A few years ago I was in a fun discussion with one of our junior firmware engineers about the different constructs in C and how these constructs mapped to underlying machine code, and performance characteristics. During the conversation came up that he didn't know the switch, case,break construct works in C, and how it makes Duff's device possible. I'll briefly describe it here.

The Switch, simplified

The basic C switch block looks something like:

switch (ValueExpression)
{
    default:
      do something;
      break;

   case 23: // Fall thru
   case 27:
      do something
      break;
 }

A naive C compiler splits this into two parts. The switch and case statements are turned into an if then else tree. The body - all the bits that do something ' are placed into a second code block after the tree. The two are linked by goto and labels. And, finally, the break's are turned into goto out of the block:

if (ValueExpression == 23)
   goto L_23;
else if (ValueExpression == 27)
   goto L_27;
else
  goto L_default;
goto L_done;


L_default:
   do something;
   goto L_done;
L_23: // Fall thru
L_27:
   do something;
   goto L_done;
L_done:

The if then else tree can be made a lot faster, with better compilers. If the values are densely grouped, a compiler could use the value as an index into a jump table. It could use a binary search of the values, either by careful arrangement of the tree or using a table and a special operation to scan the table. Java (atleast the last VM spec I read) preferred that approach. Or a hash based look up could be use. Of course, these techniques could (and probably should) be used in combination.

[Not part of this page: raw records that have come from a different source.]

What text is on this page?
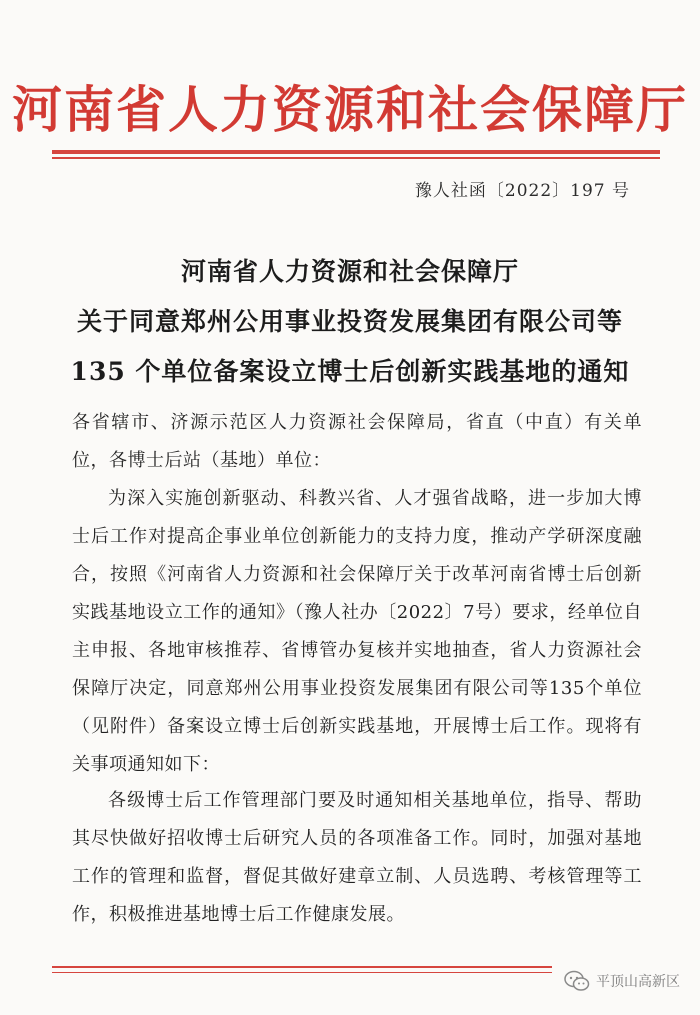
河南省人力资源和社会保障厅
豫人社函〔2022〕197 号
河南省人力资源和社会保障厅
关于同意郑州公用事业投资发展集团有限公司等
135 个单位备案设立博士后创新实践基地的通知
各省辖市、济源示范区人力资源社会保障局，省直（中直）有关单位，各博士后站（基地）单位：
为深入实施创新驱动、科教兴省、人才强省战略，进一步加大博士后工作对提高企事业单位创新能力的支持力度，推动产学研深度融合，按照《河南省人力资源和社会保障厅关于改革河南省博士后创新实践基地设立工作的通知》（豫人社办〔2022〕7号）要求，经单位自主申报、各地审核推荐、省博管办复核并实地抽查，省人力资源社会保障厅决定，同意郑州公用事业投资发展集团有限公司等135个单位（见附件）备案设立博士后创新实践基地，开展博士后工作。现将有关事项通知如下：
各级博士后工作管理部门要及时通知相关基地单位，指导、帮助其尽快做好招收博士后研究人员的各项准备工作。同时，加强对基地工作的管理和监督，督促其做好建章立制、人员选聘、考核管理等工作，积极推进基地博士后工作健康发展。
平顶山高新区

In the end, I don't know how many compilers do these. If a compiler optimizes at all, it is more likely to be able to optimize the switch case. Recognizing patterns in an if then else tree are possible, but difficult enough that it seems a lot of compilers put it off.

Other topics

At this point we could discuss idea that language provides similar constructs, but having different characteristics in performance. Is it better and reasonable that its user describe and have compiler identify the best (possibly in terms of memory, IO, and CPU) implementation? Or is better to provide more constructs, and have a designer choose based on their characteristics ' with the tradeoff of providing different ways of saying almost the same thing (degeneracy)?

As a historical side note, I heard that switch was added to provide computed goto behaviour, without computed goto.

Oh, and Duff's Device

For those that aren't familiar Duff's device is a technique that is used to performloop unrolling_. Loop unrolling is used when you have a loop with an inner block that is (usually) so small that the loop's increment, test and branch consume a lot (ie more than say 10%) of the time. The idea is just repeat the inner block a few times, and divide the loop counter. Of course you need to add a few extra cycles of this inner block to make sure you perform its actions the proper amount of time.

That is, it would take a loop like:

for (int I = 0; I < Max; I++)
{
   some action
}

Duff's device puts the loop _inside of the switch statement, using the switch to balance out the number of times the inner block is called:

switch(Max % 4)
{
   for (int I = 0; I < Max/4 - 1; I++)
   {
      case 0:
        some action
      case 3:
        some action
      case 2:
        some action
      case 1:
        some action
   }
}

This would in turn get translated into:

if ((Max%4) == 0)
   goto L_0;
else if ((Max%4) == 1)
   goto L_1;
else if ((Max%4) == 2)
   goto L_2;
else if ((Max%4) == 3)
   goto L_3;
else
   goto L_done;

   for (int I = 0; I < Max/4 - 1; I++)
   {
L_0:
        some action
L_3:
        some action
L_2:
        some action
L_1:
        some action
   }
L_done:

As with the discussion of the switch the compiler's optimizer could automatically insert a Duff's device for loop unrolling - if it knew that it should do this. Indeed many optimizers do. Just something to look at when reading the assembly output, when you're wondering why a small loop became a largish chunk of code.